Лангдон подбежал к нему, и оба вместе стали взбираться на скалу. Брюс все еще держал в руке нож, и на лице у него было какое-то странное выражение – глубокая складка залегла между бровей и не разглаживалась, пока он не заговорил.
– Никогда ничего подобного не видел раньше, – сказал он, вкладывая нож в ножны. – Это медведица, и у нее маленькие медвежата, которые от нее уже разбежались.
– Она охотилась на сурка, – добавил со своей стороны Лангдон, – и подкопалась под этот камень. Он свалился и задавил ее. Не правда ли, Брюс?
Брюс утвердительно кивнул головой.
– Никогда не видел ничего подобного, – повторил он. – Я часто удивлялся, почему их не раздавливали насмерть каменные глыбы, под которые они подкапывались, но никогда не видел этого воочию. Но где же медвежата? Куда они девались?
Он опустился на колени и стал осматривать соски медведицы.
– Их было у нее только двое, – сказал он, поднимаясь, – а может быть, даже и один. Трехмесячный!
– Значит, они издохнут от голода?
– Если только один, то наверное. На одного всегда хватает столько молока, что он уже больше никогда не привыкнет к меньшему количеству. Впрочем, медвежата – как дети. Их можно отнимать рано от груди и выкармливать на рожке. Вот видите, что значит бросать детей и оставлять их на произвол судьбы, – нравоучительно заметил Брюс. – Когда вы женитесь, Джимми, не позволяйте вашей жене так поступать. Часто дети даже сгорают или ломают себе шеи и становятся горбатыми!
Опять он стал взбираться наверх, все время глядя вниз на долину, и Лангдон шел следом за ним и все время думал о том, что могло статься с медвежонком.
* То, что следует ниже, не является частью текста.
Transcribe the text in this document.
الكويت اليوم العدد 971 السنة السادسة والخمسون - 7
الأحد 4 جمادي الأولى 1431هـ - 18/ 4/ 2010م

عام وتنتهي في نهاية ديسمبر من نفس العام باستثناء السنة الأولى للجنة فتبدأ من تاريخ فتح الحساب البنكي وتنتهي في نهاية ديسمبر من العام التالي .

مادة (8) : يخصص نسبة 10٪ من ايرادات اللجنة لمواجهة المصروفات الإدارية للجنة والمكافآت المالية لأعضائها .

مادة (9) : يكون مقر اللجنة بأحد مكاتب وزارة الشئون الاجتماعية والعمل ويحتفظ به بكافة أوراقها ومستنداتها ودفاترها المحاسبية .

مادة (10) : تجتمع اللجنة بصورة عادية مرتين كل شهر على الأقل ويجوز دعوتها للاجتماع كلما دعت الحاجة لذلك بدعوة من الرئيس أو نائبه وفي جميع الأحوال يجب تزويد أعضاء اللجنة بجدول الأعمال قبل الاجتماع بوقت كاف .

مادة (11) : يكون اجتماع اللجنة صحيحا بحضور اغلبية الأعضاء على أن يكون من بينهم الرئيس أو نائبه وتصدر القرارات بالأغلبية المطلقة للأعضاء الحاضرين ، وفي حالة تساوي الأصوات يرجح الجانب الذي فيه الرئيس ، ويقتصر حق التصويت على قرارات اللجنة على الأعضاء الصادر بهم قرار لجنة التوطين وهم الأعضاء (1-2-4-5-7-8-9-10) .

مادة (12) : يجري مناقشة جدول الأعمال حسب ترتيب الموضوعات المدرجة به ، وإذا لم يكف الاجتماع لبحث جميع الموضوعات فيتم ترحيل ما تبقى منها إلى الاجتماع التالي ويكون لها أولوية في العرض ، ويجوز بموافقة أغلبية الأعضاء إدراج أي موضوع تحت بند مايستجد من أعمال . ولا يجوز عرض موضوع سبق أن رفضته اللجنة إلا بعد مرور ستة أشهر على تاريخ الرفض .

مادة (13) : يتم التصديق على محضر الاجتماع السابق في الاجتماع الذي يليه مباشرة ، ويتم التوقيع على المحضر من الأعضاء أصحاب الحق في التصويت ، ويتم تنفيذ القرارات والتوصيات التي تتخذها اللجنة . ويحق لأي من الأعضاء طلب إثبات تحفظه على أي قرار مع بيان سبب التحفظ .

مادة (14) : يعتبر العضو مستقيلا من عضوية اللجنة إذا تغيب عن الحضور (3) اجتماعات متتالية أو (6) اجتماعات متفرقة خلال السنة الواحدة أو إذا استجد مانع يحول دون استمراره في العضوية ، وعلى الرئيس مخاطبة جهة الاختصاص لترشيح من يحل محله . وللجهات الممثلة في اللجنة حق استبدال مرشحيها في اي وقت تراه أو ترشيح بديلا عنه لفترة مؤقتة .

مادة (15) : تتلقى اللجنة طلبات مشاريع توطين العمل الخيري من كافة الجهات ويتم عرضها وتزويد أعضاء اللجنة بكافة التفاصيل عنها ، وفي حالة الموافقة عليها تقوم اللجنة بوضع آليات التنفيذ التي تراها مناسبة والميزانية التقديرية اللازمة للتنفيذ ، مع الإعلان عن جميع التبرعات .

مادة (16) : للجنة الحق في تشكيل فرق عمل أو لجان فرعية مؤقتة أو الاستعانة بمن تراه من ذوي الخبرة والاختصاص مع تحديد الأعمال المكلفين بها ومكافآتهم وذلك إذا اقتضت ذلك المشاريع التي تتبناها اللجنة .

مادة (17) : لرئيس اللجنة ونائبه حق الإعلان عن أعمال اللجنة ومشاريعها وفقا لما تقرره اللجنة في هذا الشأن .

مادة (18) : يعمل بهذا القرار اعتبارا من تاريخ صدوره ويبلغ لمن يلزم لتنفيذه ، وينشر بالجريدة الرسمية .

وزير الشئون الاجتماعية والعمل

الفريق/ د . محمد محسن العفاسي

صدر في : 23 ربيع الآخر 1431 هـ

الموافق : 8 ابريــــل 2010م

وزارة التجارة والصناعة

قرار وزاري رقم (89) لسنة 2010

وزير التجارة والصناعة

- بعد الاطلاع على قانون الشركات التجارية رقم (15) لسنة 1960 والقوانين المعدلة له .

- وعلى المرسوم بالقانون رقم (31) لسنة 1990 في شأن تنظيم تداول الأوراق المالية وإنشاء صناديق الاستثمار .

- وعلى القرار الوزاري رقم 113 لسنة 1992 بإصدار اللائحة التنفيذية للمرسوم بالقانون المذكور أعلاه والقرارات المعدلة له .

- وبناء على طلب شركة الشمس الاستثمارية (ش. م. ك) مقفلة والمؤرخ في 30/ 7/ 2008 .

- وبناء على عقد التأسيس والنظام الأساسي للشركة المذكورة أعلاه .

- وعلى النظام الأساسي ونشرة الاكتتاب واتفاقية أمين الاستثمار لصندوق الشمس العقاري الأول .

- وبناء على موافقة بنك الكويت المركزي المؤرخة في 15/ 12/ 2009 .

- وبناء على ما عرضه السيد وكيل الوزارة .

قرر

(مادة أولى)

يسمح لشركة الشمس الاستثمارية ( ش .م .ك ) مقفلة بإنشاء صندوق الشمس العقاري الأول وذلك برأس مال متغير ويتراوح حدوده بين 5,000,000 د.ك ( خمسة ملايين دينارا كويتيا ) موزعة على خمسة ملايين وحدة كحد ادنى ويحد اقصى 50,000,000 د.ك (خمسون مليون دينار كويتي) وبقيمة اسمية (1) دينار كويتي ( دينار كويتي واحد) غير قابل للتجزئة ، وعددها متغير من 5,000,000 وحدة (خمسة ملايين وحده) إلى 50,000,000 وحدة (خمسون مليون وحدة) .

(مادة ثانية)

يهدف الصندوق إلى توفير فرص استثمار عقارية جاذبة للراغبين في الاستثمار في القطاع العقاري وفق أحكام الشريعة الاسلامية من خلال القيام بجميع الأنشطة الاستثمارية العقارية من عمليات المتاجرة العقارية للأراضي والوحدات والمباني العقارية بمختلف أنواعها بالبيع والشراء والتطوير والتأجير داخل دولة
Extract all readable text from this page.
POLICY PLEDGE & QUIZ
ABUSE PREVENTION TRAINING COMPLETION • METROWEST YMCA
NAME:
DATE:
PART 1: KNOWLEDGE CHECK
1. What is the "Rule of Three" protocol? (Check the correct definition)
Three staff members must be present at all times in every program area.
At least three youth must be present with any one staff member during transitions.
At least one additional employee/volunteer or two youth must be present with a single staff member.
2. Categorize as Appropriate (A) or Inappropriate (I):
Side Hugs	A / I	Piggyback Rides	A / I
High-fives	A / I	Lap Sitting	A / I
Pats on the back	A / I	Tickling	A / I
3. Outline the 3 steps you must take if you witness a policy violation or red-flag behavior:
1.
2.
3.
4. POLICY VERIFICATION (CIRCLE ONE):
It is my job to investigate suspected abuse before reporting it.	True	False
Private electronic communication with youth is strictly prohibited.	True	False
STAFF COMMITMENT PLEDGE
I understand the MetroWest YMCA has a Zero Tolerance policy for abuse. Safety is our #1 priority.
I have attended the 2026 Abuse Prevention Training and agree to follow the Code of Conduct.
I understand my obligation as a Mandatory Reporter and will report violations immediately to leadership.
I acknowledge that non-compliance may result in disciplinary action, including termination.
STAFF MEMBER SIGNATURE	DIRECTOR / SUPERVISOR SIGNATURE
А Мусква все еще лежал на скале бок о бок с Тиром, видел во сне мать, которую задавило на выступе глыбой камня и, не просыпаясь, тихо плакал.
Глава IX
Дуэль
Площадка, на которой лежали Тир и Мусква, была в первую очередь освещена утренним солнцем и по мере того, как оно поднималось все выше и выше, на ней становилось все теплее и теплее. Пробудившись, Тир широко развалился и вовсе не думал вставать. После ран, «сапус-увин» и пиршества в долине он чувствовал себя вполне превосходно и не очень-то спешил подняться и покинуть это теплое, солнечное место. Долгое время он пристально и с любопытством смотрел на Мускву. В ночном холодке маленький медвежонок плотно прижался к нему, забравшись в самое тепленькое местечко между его передними лапами, и лежал там, чисто по-детски проливая слезы во время сновидений.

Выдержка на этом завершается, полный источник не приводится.